Base politics

The elections may be over, but the politics of base closure is under way.

With mid-term elections out of the way, the Pentagon is ready to start work on a prickly political issue-closing down military bases.

Last year, Congress gave the Defense Department permission in the fiscal 2002 Defense Authorization Act to close more military bases in 2005. (The last cycle of base closures took place in 1995). Defense Secretary Donald Rumsfeld led an aggressive lobbying effort to win approval, arguing that the military services have 25 percent excess base structure and could save $3.5 billion annually by closing down bases. As in previous rounds of base closures, an independent commission will hold public hearings on what bases should be closed and then make recommendations to the president and lawmakers.

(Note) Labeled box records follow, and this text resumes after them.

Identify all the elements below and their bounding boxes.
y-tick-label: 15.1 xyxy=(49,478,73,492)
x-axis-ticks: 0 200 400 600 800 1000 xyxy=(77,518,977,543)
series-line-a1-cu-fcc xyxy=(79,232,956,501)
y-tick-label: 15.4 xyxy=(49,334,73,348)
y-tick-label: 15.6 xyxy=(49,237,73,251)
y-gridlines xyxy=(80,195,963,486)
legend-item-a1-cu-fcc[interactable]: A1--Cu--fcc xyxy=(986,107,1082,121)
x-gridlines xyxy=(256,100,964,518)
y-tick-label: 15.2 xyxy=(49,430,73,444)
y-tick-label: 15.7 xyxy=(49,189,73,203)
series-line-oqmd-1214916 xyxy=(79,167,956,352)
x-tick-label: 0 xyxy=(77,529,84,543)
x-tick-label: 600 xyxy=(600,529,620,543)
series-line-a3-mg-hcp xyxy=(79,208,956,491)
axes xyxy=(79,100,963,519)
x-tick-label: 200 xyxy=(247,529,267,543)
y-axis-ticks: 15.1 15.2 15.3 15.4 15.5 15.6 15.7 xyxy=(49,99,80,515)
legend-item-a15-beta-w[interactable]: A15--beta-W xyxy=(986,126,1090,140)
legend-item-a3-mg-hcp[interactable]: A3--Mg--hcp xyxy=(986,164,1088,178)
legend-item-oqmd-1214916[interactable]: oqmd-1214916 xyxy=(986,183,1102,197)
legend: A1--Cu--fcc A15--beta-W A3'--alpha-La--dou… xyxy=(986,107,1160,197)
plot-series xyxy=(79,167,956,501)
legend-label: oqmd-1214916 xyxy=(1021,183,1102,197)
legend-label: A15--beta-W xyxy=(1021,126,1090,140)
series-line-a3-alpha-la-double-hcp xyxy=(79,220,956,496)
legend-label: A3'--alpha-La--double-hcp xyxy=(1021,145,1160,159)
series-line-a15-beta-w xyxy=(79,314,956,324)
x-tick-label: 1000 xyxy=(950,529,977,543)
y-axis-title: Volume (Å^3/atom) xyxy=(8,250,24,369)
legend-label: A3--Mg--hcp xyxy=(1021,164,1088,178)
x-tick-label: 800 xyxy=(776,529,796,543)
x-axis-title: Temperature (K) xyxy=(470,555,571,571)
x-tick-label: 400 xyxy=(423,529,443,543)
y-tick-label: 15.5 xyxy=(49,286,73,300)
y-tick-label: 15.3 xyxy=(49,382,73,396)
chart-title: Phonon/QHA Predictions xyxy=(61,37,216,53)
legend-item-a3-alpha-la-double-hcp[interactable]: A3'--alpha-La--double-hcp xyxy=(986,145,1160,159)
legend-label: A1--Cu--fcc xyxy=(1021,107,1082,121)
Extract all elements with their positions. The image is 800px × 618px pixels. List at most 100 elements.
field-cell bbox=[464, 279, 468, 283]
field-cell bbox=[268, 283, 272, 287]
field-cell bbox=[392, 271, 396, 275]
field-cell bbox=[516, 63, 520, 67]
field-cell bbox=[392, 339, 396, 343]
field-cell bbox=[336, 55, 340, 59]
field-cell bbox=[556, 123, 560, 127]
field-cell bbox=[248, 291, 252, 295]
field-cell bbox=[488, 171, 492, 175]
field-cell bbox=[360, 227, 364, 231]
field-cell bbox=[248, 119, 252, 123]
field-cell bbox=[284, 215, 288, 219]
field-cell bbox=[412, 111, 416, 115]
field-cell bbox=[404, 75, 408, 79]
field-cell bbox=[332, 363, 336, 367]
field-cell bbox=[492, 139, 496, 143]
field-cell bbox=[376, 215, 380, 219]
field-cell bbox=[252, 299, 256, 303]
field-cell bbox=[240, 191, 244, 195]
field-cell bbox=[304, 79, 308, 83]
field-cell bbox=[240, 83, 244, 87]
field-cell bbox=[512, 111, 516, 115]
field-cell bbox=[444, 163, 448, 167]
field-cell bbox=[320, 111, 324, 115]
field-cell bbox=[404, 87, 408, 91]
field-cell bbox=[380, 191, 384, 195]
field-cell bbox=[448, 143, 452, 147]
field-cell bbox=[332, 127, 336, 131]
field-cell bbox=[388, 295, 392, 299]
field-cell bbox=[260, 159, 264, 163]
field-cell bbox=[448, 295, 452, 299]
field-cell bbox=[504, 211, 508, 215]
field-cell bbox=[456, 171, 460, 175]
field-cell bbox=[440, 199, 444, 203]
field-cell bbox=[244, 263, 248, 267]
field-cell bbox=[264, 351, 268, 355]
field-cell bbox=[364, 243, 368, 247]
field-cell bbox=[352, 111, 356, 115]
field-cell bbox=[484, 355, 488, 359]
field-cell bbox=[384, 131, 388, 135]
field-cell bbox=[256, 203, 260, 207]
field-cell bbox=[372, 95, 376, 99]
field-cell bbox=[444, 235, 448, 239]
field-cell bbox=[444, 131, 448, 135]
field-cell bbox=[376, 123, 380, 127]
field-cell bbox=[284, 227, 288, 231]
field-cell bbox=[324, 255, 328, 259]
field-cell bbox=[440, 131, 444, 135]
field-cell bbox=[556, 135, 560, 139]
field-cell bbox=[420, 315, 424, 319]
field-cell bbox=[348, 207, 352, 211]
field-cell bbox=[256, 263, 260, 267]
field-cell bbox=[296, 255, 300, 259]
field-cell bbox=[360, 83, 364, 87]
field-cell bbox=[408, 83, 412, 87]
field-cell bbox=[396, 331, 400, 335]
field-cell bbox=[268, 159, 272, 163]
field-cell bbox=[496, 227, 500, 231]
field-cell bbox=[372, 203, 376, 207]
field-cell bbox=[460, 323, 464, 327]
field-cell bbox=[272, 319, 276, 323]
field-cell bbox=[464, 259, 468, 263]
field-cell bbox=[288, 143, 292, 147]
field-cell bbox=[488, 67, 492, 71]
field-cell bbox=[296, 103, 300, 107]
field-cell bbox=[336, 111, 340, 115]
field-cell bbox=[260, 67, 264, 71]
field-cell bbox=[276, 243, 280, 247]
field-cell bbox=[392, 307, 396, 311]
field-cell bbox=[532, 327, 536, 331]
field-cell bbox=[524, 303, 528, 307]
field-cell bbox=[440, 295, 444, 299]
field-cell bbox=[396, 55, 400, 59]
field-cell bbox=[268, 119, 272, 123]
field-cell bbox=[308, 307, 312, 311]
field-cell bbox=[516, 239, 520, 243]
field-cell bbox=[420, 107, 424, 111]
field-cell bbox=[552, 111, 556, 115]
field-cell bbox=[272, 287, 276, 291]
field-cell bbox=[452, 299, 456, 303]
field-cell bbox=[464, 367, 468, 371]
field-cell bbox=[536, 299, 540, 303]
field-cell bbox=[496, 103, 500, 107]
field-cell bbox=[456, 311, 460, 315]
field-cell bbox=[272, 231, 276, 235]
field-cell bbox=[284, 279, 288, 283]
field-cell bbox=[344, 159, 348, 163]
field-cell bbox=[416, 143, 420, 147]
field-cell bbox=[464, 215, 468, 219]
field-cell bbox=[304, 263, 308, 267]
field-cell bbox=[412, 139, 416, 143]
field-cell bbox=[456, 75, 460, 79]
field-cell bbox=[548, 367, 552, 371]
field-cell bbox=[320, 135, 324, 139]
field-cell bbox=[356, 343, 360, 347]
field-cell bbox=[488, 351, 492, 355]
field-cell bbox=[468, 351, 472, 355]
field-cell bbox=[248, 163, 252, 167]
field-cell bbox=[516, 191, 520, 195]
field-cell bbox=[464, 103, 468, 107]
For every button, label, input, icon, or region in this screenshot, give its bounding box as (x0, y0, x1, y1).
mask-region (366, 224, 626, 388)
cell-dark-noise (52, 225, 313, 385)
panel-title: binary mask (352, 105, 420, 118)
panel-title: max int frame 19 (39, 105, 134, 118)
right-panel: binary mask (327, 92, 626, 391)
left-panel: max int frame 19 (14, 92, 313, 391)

Neither the Pentagon nor the military services have begun the actual planning for the next round of closures. However, defense analysts expect the Office of the Secretary of Defense to kick off planning within the next three months by starting work on the criteria that will be considered in deciding what bases to close. Most of 2003 will be spent developing those rules, which will be conveyed to the services late next year.

Once guidelines are place, the services will draw up a list of bases that they think could be closed, then send the list to the Office of the Secretary by late 2004. The Pentagon will then review and finalize those recommendations before forwarding them to the base closure commission in the spring of 2005. In turn, the commission will hold hearings throughout the summer of 2005 and, by fall, make its final recommendations to the president and Congress. According to the rules, those recommendations would have to be accepted or rejected in their entirety.

Since the last round of base closures, most states and communities with a military presence have worked hard to promote the interests of their bases. States with a large military presence, including California, Texas, Florida and Georgia, have spent millions of dollars upgrading roads and other infrastructure near bases. Military communities, such as Barksdale Air Force Base, La., and Kirtland Air Force Base, N.M., have organized and put money toward grassroots lobbying efforts to ensure their bases are not on the commission's list.

The Sept. 11 terrorist attacks have offered bases a new argument for remaining open, some state and community base backers said.

"Clearly it has provided ammunition for those opposed to BRAC [Base Realignment and Closure] because the argument can be raised 'Should we be closing facilities while we are engaged in a war on terrorism?" said Dale Ketcham, director of space and defense programs for Enterprise Florida, a state office that promotes and protects military interests in Florida. But Ketcham added that the argument could also backfire because a new war could lead to eliminating bases built for the Cold War. "Ultimately, I do not think this argument will make any difference," he said.

Others, however, are already making that argument. Murray Viser, head of Barksdale Forward, a Shreveport, La.-based nonprofit organization that promotes Barksdale Air Force Base, said the war on terrorism underscores the need for the base, because it's home to Air Force B-52 bombers. Before the war, Viser said, base backers were concerned about Barksdale's future because the service was relying less on the aging bombers. Now, he said, the success of bombers, particularly B-52s, in the war on terrorism has "validated" the aircraft and allayed concerns that the base would be phased out with the bombers.

Homeland security considerations also have become part of the base closing debate. Charles Thomas, chairman of the Kirtland Partnership, which spends about $100,000 annually promoting Kirtland Air Force Base in Albuquerque, N.M, said one of the base's largest tenants, Sandia National Laboratories, plays a key role in homeland security. He said the Energy Department laboratory develops homeland security technologies, such as sensors and decontamination foams, and has long worked with other nations to secure materials that could be used to build weapons of mass destruction.

"We've become even more important with homeland defense," Thomas said, adding that last year Homeland Security Director Tom Ridge saw some of those technologies on a tour of Sandia.

Other states also are focusing on homeland security. Texas is arguing that military facilities there could be used to guard against a possible attack on the Gulf Coast and also protect key oil refinery pipelines. The 2003 Defense Appropriations Act contains $1.5 million for examining whether military facilities on Cape Cod, Mass., could be used for homeland defense training. Another $5.5 billion has been earmarked for upgrading Rome Air Force Laboratory in New York, where researchers devise plans to thwart cyberattacks on the nation's computers. And in Pennsylvania, lobbying is under way to bring antiterrorism work to the Letterkenney Army depot.

Indeed, the elections may be over, but the politics of base closure is under way.